Calculate a vector from the center of a square to edge based on radius

Question

Given a square (described by x, y, width, height) and an angle (in radians) I need to calculate a vector that originates at the squares centre and terminates at the point that collides with the edge of the square at the given angle.

I'm really most interested in the point it collides at so if that would make calculation more efficient let me know.

Can this be generalized to Rectangles? How about polygons in general?

Answer 1

The vector will be center + (cos(angle), sin(angle))*magnitude. Given that you want to intersect this with a square, you need to determine magnitude. You can get that with a square with:

float abs_cos_angle= fabs(cos(angle));
float abs_sin_angle= fabs(sin(angle));
if (width/2/abs_cos_angle <= height/2/abs_sin_angle)
{
    magnitude= fabs(width/2/abs_cos_angle);
}
else
{
    magnitude= height/2/abs_sin_angle;
}

However, cos(angle) or sin(angle) could be zero, so you should cross multiply that out to get:

float abs_cos_angle= fabs(cos(angle));
float abs_sin_angle= fabs(sin(angle));
if (width/2*abs_sin_angle <= height/2*abs_cos_angle)
{
    magnitude= width/2/abs_cos_angle;
}
else
{
    magnitude= height/2/abs_sin_angle;
}

And you can trivially get the end point from that.

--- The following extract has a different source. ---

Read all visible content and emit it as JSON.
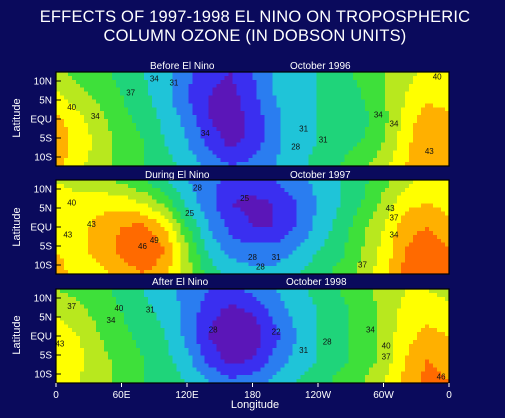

EDIT: Here's a snippet you can drop in place to verify this works with the currently accepted answer:

    double magnitude;
    double abs_cos_angle= fabs(cos(angle));
    double abs_sin_angle= fabs(sin(angle));
    if (width/2*abs_sin_angle <= height/2*abs_cos_angle)
    {
        magnitude= width/2/abs_cos_angle;
    }
    else
    {
        magnitude= height/2/abs_sin_angle;
    }

    double check_x= x + cos(angle)*magnitude;
    double check_y= y + sin(angle)*magnitude;

    printf("  a = %d deg: x = %lf; y = %lf\n",(int)(angle/pi*180),check_x,check_y);

Clearly this is applies to an axis aligned rectangle. You can do something similar by finding the closest intersection between the testing vector and every edge in a polygon. (You can optimize that further, but that's left as an exercise to the reader.)